There are several limitations to the current study that warrant discussion. First, we have not unequivocally proven that CB1 receptors mediate the pro-sleep effects of the cannabinols. This is because studies using selective receptor antagonists or gene knockout would be very challenging, given that both these manipulations are not silent and affect sleep themselves [20, 21]. It is also possible the effects are explained by other molecular targets of CBN such as transient receptor potential (TRP) channels like TRPA1 and TRPV2, which may influence circadian rhythms and sleep-wake cycles [14, 59,60,61,62]. Additional limitations are that the study only examined male rats and that the cannabinols were only administered in the dark phase. Thus, future studies are needed to confirm activity in females and in the light phase. Whilst the study addressed the impact of repeated CBN exposure on sleep, it did not examine whether withdrawal of CBN had any detrimental effects on sleep. Cannabis withdrawal is associated with insomnia and sleep disruption following the withdrawal of cannabinoid receptor agonists [63, 64]. A future study could examine whether CBN withdrawal adversely impacts sleep.

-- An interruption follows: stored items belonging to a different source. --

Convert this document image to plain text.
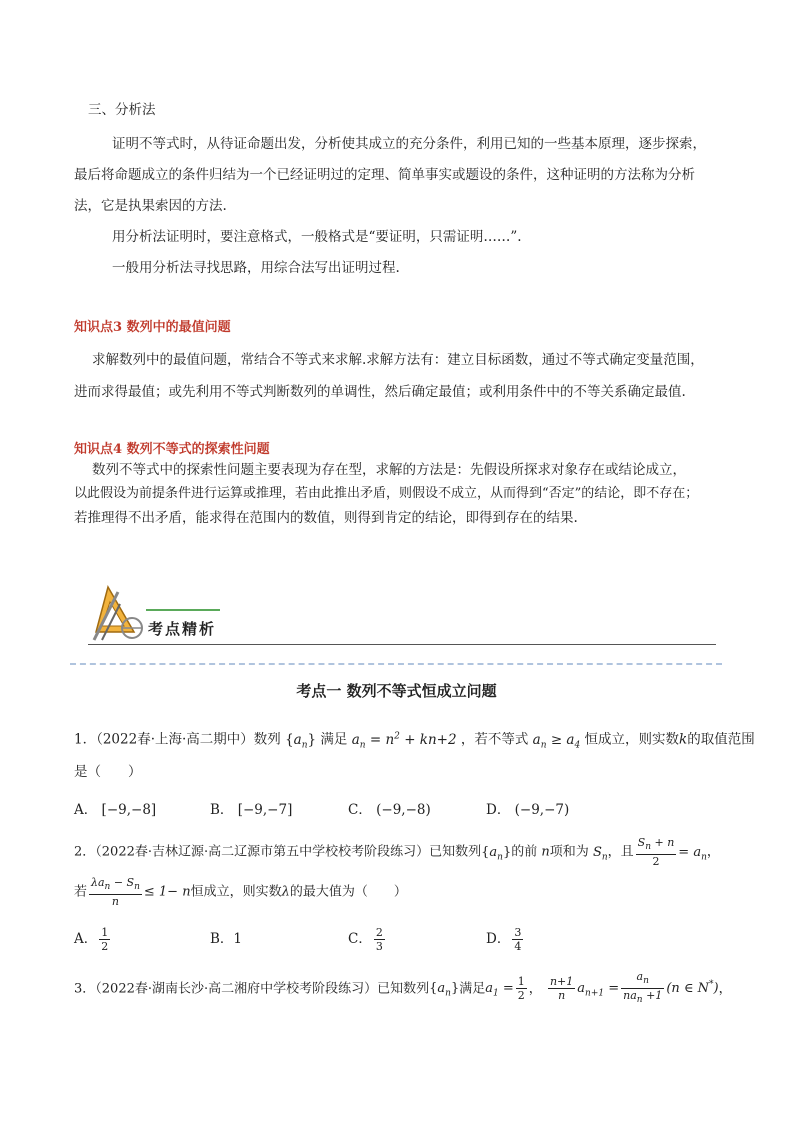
三、分析法
证明不等式时，从待证命题出发，分析使其成立的充分条件，利用已知的一些基本原理，逐步探索，
最后将命题成立的条件归结为一个已经证明过的定理、简单事实或题设的条件，这种证明的方法称为分析
法，它是执果索因的方法.
用分析法证明时，要注意格式，一般格式是“要证明，只需证明……”.
一般用分析法寻找思路，用综合法写出证明过程.
知识点3 数列中的最值问题
求解数列中的最值问题，常结合不等式来求解.求解方法有：建立目标函数，通过不等式确定变量范围，
进而求得最值；或先利用不等式判断数列的单调性，然后确定最值；或利用条件中的不等关系确定最值.
知识点4 数列不等式的探索性问题
数列不等式中的探索性问题主要表现为存在型，求解的方法是：先假设所探求对象存在或结论成立，
以此假设为前提条件进行运算或推理，若由此推出矛盾，则假设不成立，从而得到“否定”的结论，即不存在；
若推理得不出矛盾，能求得在范围内的数值，则得到肯定的结论，即得到存在的结果.
考点精析
考点一 数列不等式恒成立问题
1．（2022春·上海·高二期中）数列 $\{a_n\}$ 满足 $a_n = n^2 + kn+2$ ，若不等式 $a_n \ge a_4$ 恒成立，则实数k的取值范围
是（　　）
A． [−9,−8]	B． [−9,−7]	C． (−9,−8)	D． (−9,−7)
2．（2022春·吉林辽源·高二辽源市第五中学校校考阶段练习）已知数列$\{a_n\}$的前 n项和为 $S_n$，且 $\frac{S_n + n}{2} = a_n$，
若 $\frac{\lambda a_n - S_n}{n} \le 1- n$恒成立，则实数λ的最大值为（　　）
A． $\frac{1}{2}$	B．1	C． $\frac{2}{3}$	D． $\frac{3}{4}$
3．（2022春·湖南长沙·高二湘府中学校考阶段练习）已知数列$\{a_n\}$满足$a_1 = \frac{1}{2}$ ， $\frac{n+1}{n} a_{n+1} = \frac{a_n}{na_n +1} (n$ ∈ N*)，
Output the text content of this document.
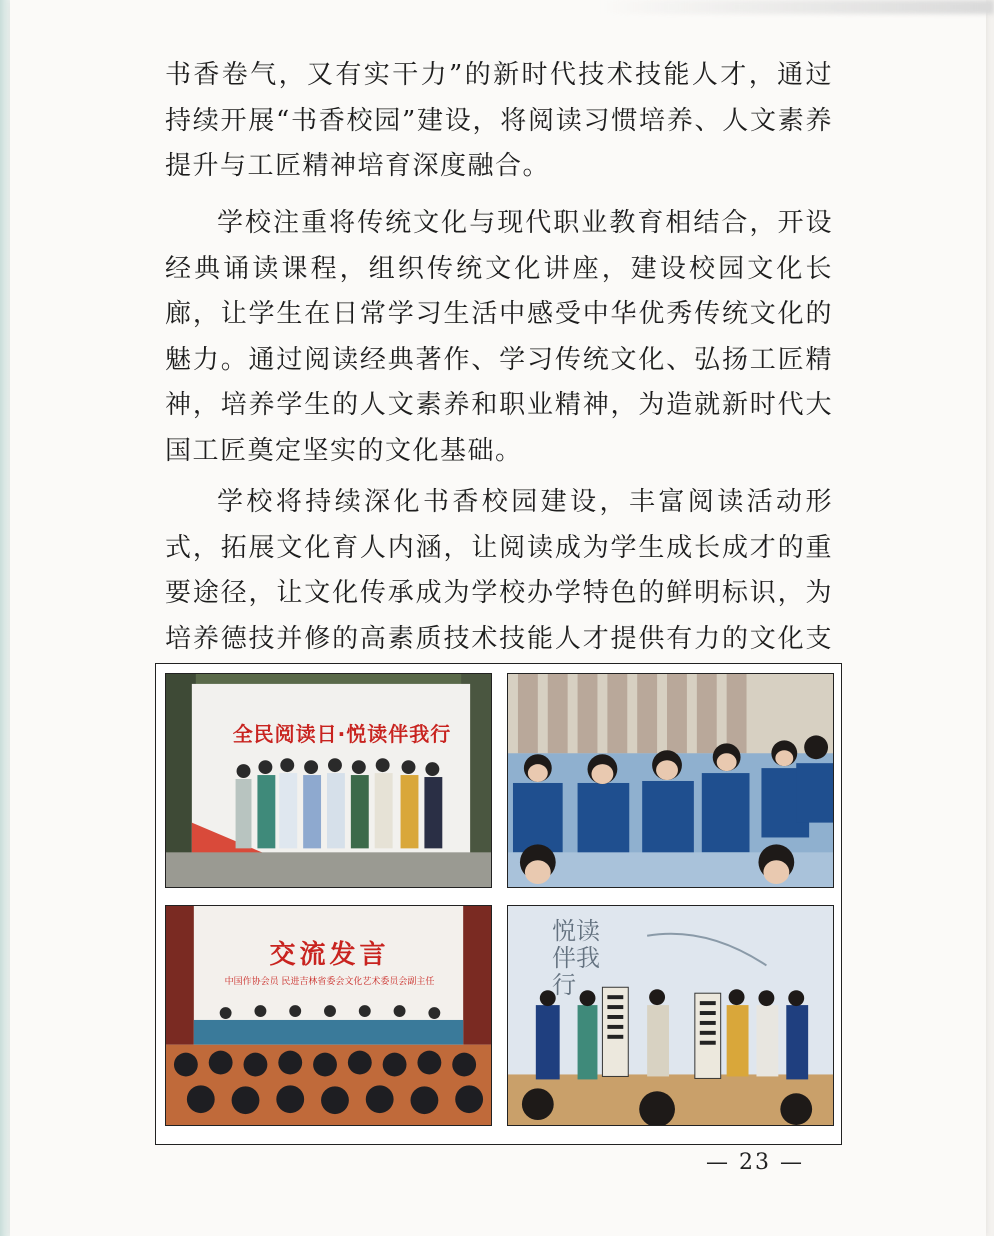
书香卷气，又有实干力”的新时代技术技能人才，通过持续开展“书香校园”建设，将阅读习惯培养、人文素养提升与工匠精神培育深度融合。

学校注重将传统文化与现代职业教育相结合，开设经典诵读课程，组织传统文化讲座，建设校园文化长廊，让学生在日常学习生活中感受中华优秀传统文化的魅力。通过阅读经典著作、学习传统文化、弘扬工匠精神，培养学生的人文素养和职业精神，为造就新时代大国工匠奠定坚实的文化基础。

学校将持续深化书香校园建设，丰富阅读活动形式，拓展文化育人内涵，让阅读成为学生成长成才的重要途径，让文化传承成为学校办学特色的鲜明标识，为培养德技并修的高素质技术技能人才提供有力的文化支

全民阅读日·悦读伴我行
交流发言
中国作协会员 民进吉林省委会文化艺术委员会副主任
悦读伴我行
— 23 —
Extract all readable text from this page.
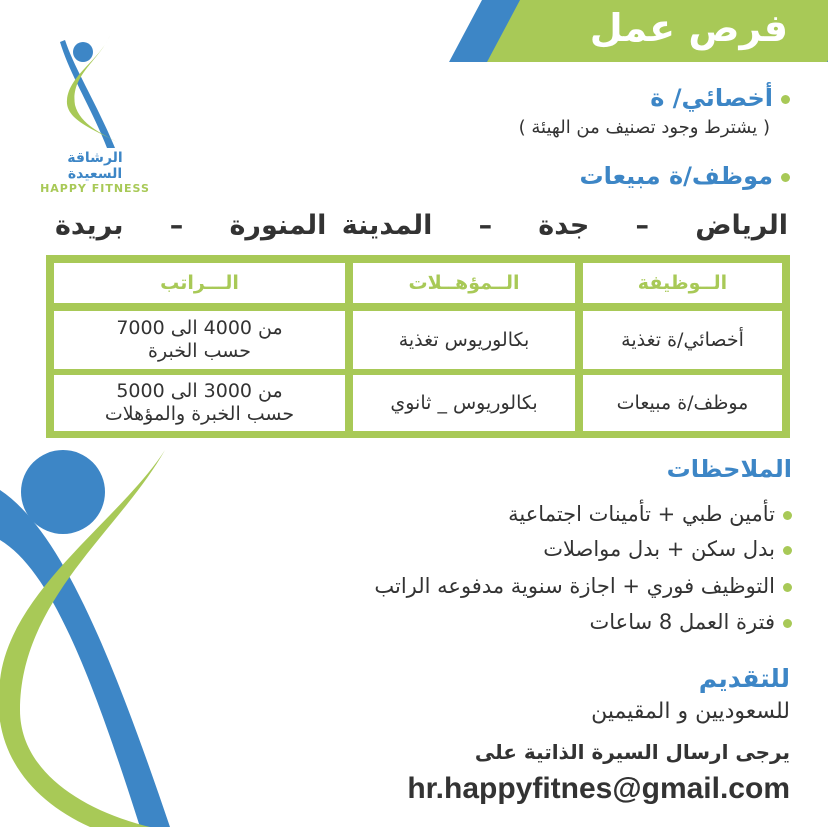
الرشاقة السعيدة
HAPPY FITNESS
فرص عمل
أخصائي/ ة
( يشترط وجود تصنيف من الهيئة )
موظف/ة مبيعات
الرياض   –   جدة   –   المدينة المنورة   –   بريدة
الــوظيفة
الــمؤهــلات
الـــراتب
أخصائي/ة تغذية
بكالوريوس تغذية
من 4000 الى 7000
حسب الخبرة
موظف/ة مبيعات
بكالوريوس _ ثانوي
من 3000 الى 5000
حسب الخبرة والمؤهلات
الملاحظات
تأمين طبي + تأمينات اجتماعية
بدل سكن + بدل مواصلات
التوظيف فوري + اجازة سنوية مدفوعه الراتب
فترة العمل 8 ساعات
للتقديم
للسعوديين و المقيمين
يرجى ارسال السيرة الذاتية على
hr.happyfitnes@gmail.com
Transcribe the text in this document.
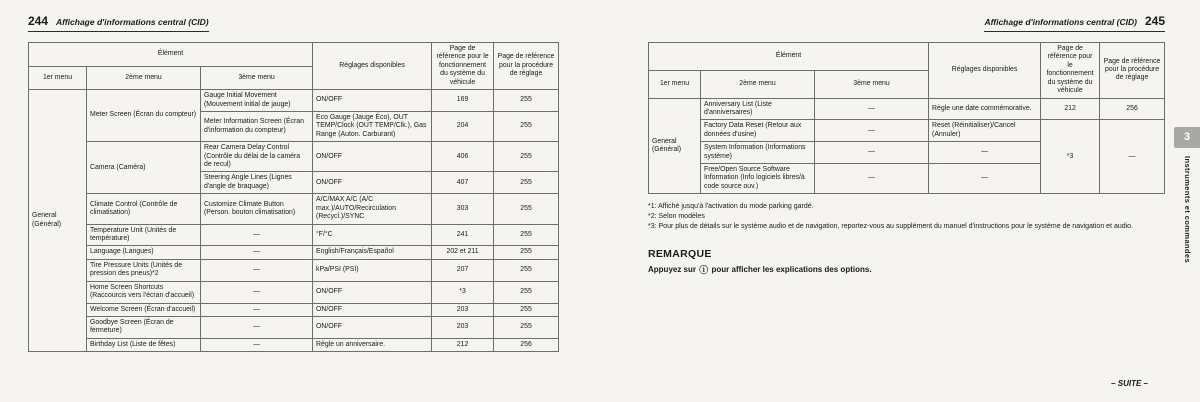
244 Affichage d'informations central (CID)
Élément			Réglages disponibles	Page de référence pour le fonctionnement du système du véhicule	Page de référence pour la procédure de réglage
1er menu	2ème menu	3ème menu			
General (Général)	Meter Screen (Écran du compteur)	Gauge Initial Movement (Mouvement initial de jauge)	ON/OFF	169	255
		Meter Information Screen (Écran d'information du compteur)	Eco Gauge (Jauge Éco), OUT TEMP/Clock (OUT TEMP/Clk.), Gas Range (Auton. Carburant)	204	255
	Camera (Caméra)	Rear Camera Delay Control (Contrôle du délai de la caméra de recul)	ON/OFF	406	255
		Steering Angle Lines (Lignes d'angle de braquage)	ON/OFF	407	255
	Climate Control (Contrôle de climatisation)	Customize Climate Button (Person. bouton climatisation)	A/C/MAX A/C (A/C max.)/AUTO/Recirculation (Recycl.)/SYNC	303	255
	Temperature Unit (Unités de température)	—	°F/°C	241	255
	Language (Langues)	—	English/Français/Español	202 et 211	255
	Tire Pressure Units (Unités de pression des pneus)*2	—	kPa/PSI (PSI)	207	255
	Home Screen Shortcuts (Raccourcis vers l'écran d'accueil)	—	ON/OFF	*3	255
	Welcome Screen (Écran d'accueil)	—	ON/OFF	203	255
	Goodbye Screen (Écran de fermeture)	—	ON/OFF	203	255
	Birthday List (Liste de fêtes)	—	Règle un anniversaire.	212	256
Affichage d'informations central (CID) 245
Élément			Réglages disponibles	Page de référence pour le fonctionnement du système du véhicule	Page de référence pour la procédure de réglage
1er menu	2ème menu	3ème menu			
General (Général)	Anniversary List (Liste d'anniversaires)	—	Règle une date commémorative.	212	256
	Factory Data Reset (Retour aux données d'usine)	—	Reset (Réinitialiser)/Cancel (Annuler)	*3	—
	System Information (Informations système)	—	—		
	Free/Open Source Software Information (Info logiciels libres/à code source ouv.)	—	—		
*1: Affiché jusqu'à l'activation du mode parking gardé.
*2: Selon modèles
*3: Pour plus de détails sur le système audio et de navigation, reportez-vous au supplément du manuel d'instructions pour le système de navigation et audio.
REMARQUE
Appuyez sur ⓘ pour afficher les explications des options.
– SUITE –
3
Instruments et commandes
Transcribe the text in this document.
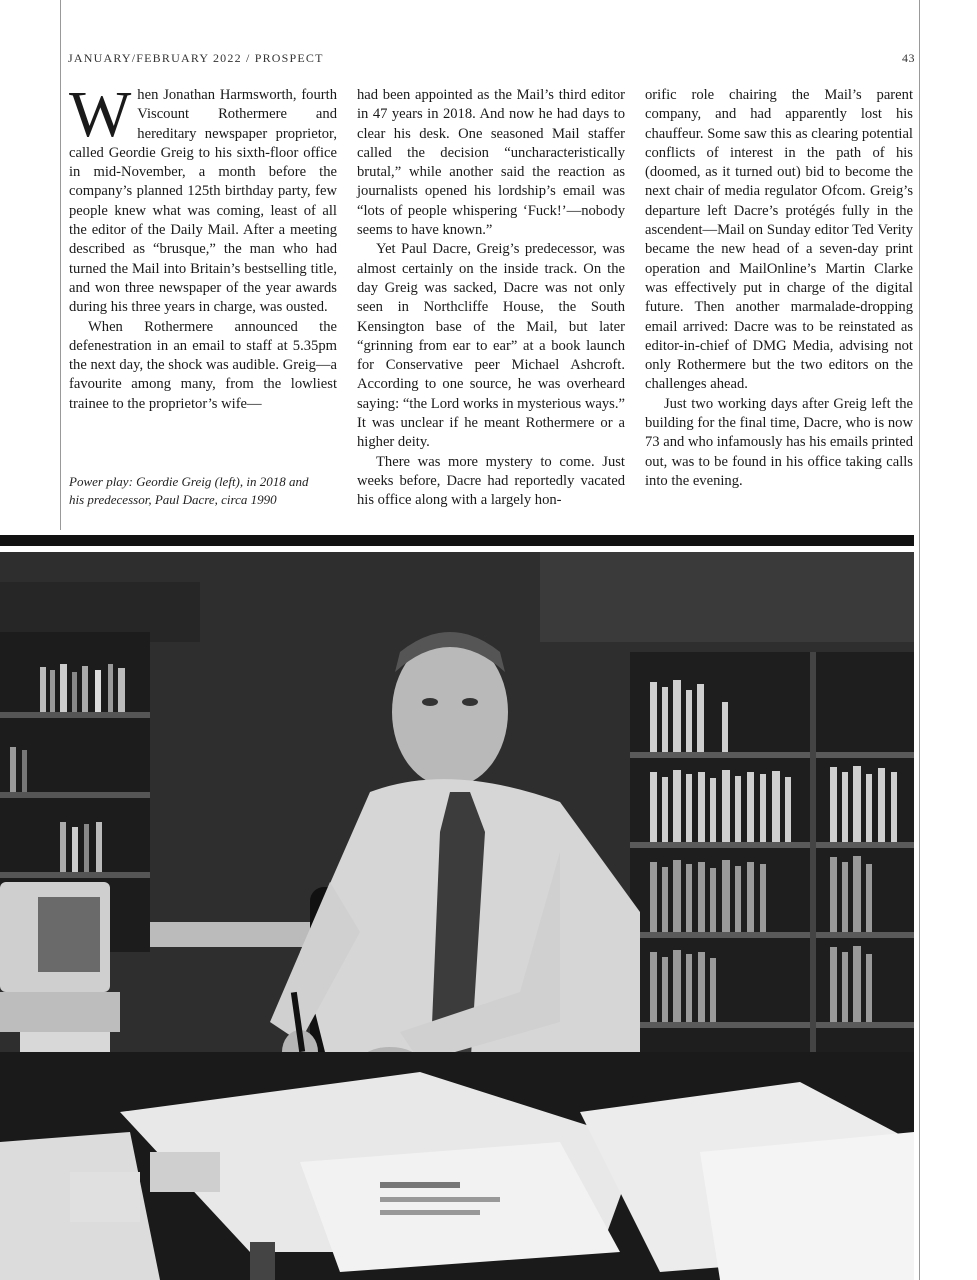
JANUARY/FEBRUARY 2022 / PROSPECT	43

When Jonathan Harmsworth, fourth Viscount Rothermere and hereditary newspaper proprietor, called Geordie Greig to his sixth-floor office in mid-November, a month before the company’s planned 125th birthday party, few people knew what was coming, least of all the editor of the Daily Mail. After a meeting described as “brusque,” the man who had turned the Mail into Britain’s bestselling title, and won three newspaper of the year awards during his three years in charge, was ousted.

When Rothermere announced the defenestration in an email to staff at 5.35pm the next day, the shock was audible. Greig—a favourite among many, from the lowliest trainee to the proprietor’s wife—

Power play: Geordie Greig (left), in 2018 and
his predecessor, Paul Dacre, circa 1990

had been appointed as the Mail’s third editor in 47 years in 2018. And now he had days to clear his desk. One seasoned Mail staffer called the decision “uncharacteristically brutal,” while another said the reaction as journalists opened his lordship’s email was “lots of people whispering ‘Fuck!’—nobody seems to have known.”

Yet Paul Dacre, Greig’s predecessor, was almost certainly on the inside track. On the day Greig was sacked, Dacre was not only seen in Northcliffe House, the South Kensington base of the Mail, but later “grinning from ear to ear” at a book launch for Conservative peer Michael Ashcroft. According to one source, he was overheard saying: “the Lord works in mysterious ways.” It was unclear if he meant Rothermere or a higher deity.

There was more mystery to come. Just weeks before, Dacre had reportedly vacated his office along with a largely hon-

orific role chairing the Mail’s parent company, and had apparently lost his chauffeur. Some saw this as clearing potential conflicts of interest in the path of his (doomed, as it turned out) bid to become the next chair of media regulator Ofcom. Greig’s departure left Dacre’s protégés fully in the ascendent—Mail on Sunday editor Ted Verity became the new head of a seven-day print operation and MailOnline’s Martin Clarke was effectively put in charge of the digital future. Then another marmalade-dropping email arrived: Dacre was to be reinstated as editor-in-chief of DMG Media, advising not only Rothermere but the two editors on the challenges ahead.

Just two working days after Greig left the building for the final time, Dacre, who is now 73 and who infamously has his emails printed out, was to be found in his office taking calls into the evening.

In conclusion, for close to 50 years there has been the suggestion that the minor plant cannabinoid CBN increases sleep without any robust scientific evidence based on objective sleep measures. This study provides the first objective evidence that CBN influences sleep architecture and that its hypnotic effects may involve an active metabolite. Whilst the study encourages further development of the cannabinols for sleep, it also underscores the need for a nuanced approach that takes heed of the narrow dosing window for pro-sleep effects and the complex, biphasic activity the cannabinols have on sleep.